0271-626499 redaksi.timlo@gmail.com
Timlo.net

Diplomasi Peci Ala Jokowi

Presiden Joko Widodo (Jokowi) melakukan kunjungan kenegaraan ke Afghanistan (merdeka.com)

Timlo.net – Presiden Joko Widodo (Jokowi) menjadi Imam salat Zuhur saat melakukan kunjungan di Afghanistan. Juru Bicara Kepresidenan, Johan Budi Sapto Prabowo mengatakan, Jokowi menjadi imam salat berjamaah tersebut karena permintaan Ashraf Ghani.

“Waktu salat Zuhur pak Presiden diminta mengimami. Di belakang ada pak Ashraf Ghani,” ujar Johan Budi di Kantor Presiden, Jakarta, Selasa (30/1).

Johan menambahkan, selama dirinya mendampingi kepala negara melakukan kunjungan kerja baik di luar maupun dalam negeri, Jokowi tak canggung-canggung menjadi imam salat berjamaah. Namun, apa yang dilakukan Jokowi di Afghanistan ini memang menarik perhatian publik.
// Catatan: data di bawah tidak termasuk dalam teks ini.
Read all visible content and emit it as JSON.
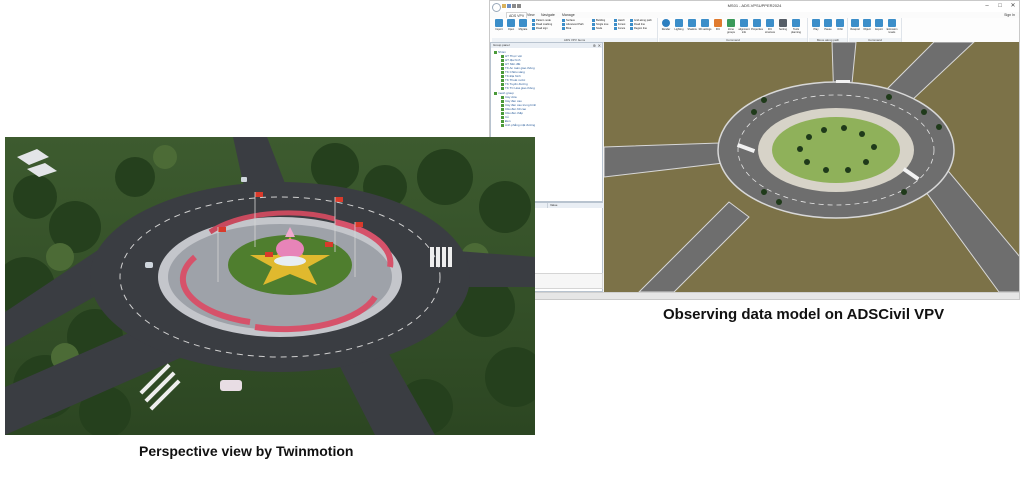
{
  "app": {
    "title": "MS01 - ADS.VPSUPPER2024",
    "window_controls": {
      "minimize": "–",
      "maximize": "□",
      "close": "✕"
    },
    "menu": [
      "ADS VPV",
      "View",
      "Navigate",
      "Manage"
    ],
    "active_menu": "ADS VPV",
    "sign_in": "Sign In",
    "ribbon": {
      "group1": {
        "label": "ADS VPV Items",
        "big_buttons": [
          "Import",
          "Open",
          "Migrate"
        ],
        "small_col1": [
          "Pattern node",
          "Road marking",
          "Road sign"
        ],
        "small_col2": [
          "Surface",
          "Advanced Path",
          "Bina"
        ],
        "small_col3": [
          "Building",
          "Single tree",
          "Node"
        ],
        "small_col4": [
          "Hatch",
          "Forest",
          "Fence"
        ],
        "small_col5": [
          "Grid along path",
          "Road line",
          "Region line"
        ]
      },
      "group2": {
        "label": "Command",
        "big_buttons": [
          "Render",
          "Lighting",
          "Shadow",
          "3D settings",
          "IFC",
          "Zone groups",
          "alignment info",
          "Properties",
          "IFC structure",
          "Setting",
          "Tools planning"
        ]
      },
      "group3": {
        "label": "Move along path",
        "big_buttons": [
          "Play",
          "Pause",
          "Orbit"
        ]
      },
      "group4": {
        "label": "Command",
        "big_buttons": [
          "Viewport",
          "Object",
          "Export",
          "Extrusion levels"
        ]
      }
    },
    "group_panel": {
      "title": "Group panel",
      "items": [
        "Nhóm",
        "HT Thực vật",
        "HT địa hình",
        "HT Nền đất",
        "TK An toàn giao thông",
        "TK Chiếu sáng",
        "TK Địa hình",
        "TK Thoát nước",
        "TK Tuyến đường",
        "TK TC Hoá giao thông",
        "mesh group",
        "Cây dừa",
        "Cây đèn cao",
        "Cây đèn cao trung bình",
        "Cầu đèn 60 cao",
        "Cầu đèn thấp",
        "Cỏ",
        "Đèn",
        "Ảnh phẳng mặt đường"
      ]
    },
    "props_panel": {
      "col1": "",
      "col2": "Value"
    },
    "accent": "#1e6fb8"
  },
  "captions": {
    "right": "Observing data model on ADSCivil VPV",
    "left": "Perspective view by Twinmotion"
  }
}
“Presiden sering loh mengimami salat, tidak hanya pas di Afghanistan. Di kunjungan kerja di dalam negeri juga,” ucapnya.

Tak hanya mengimami salah Zuhur berjamaah, ada hal lain yang jadi sorotan publik. Di mana, mantan Gubernur DKI Jakarta itu memberi hadiah peci kepada Ashraf Ghani.

Kala melakukan kunjungan ke Afghanistan, Jokowi memang terlihat mengenakan peci hitam. Sementara saat malakukan lawatan ke empat negara lainnya, yakni Bangladesh, Sri Langka, India, dan Pakistan dia tidak menggunakannya.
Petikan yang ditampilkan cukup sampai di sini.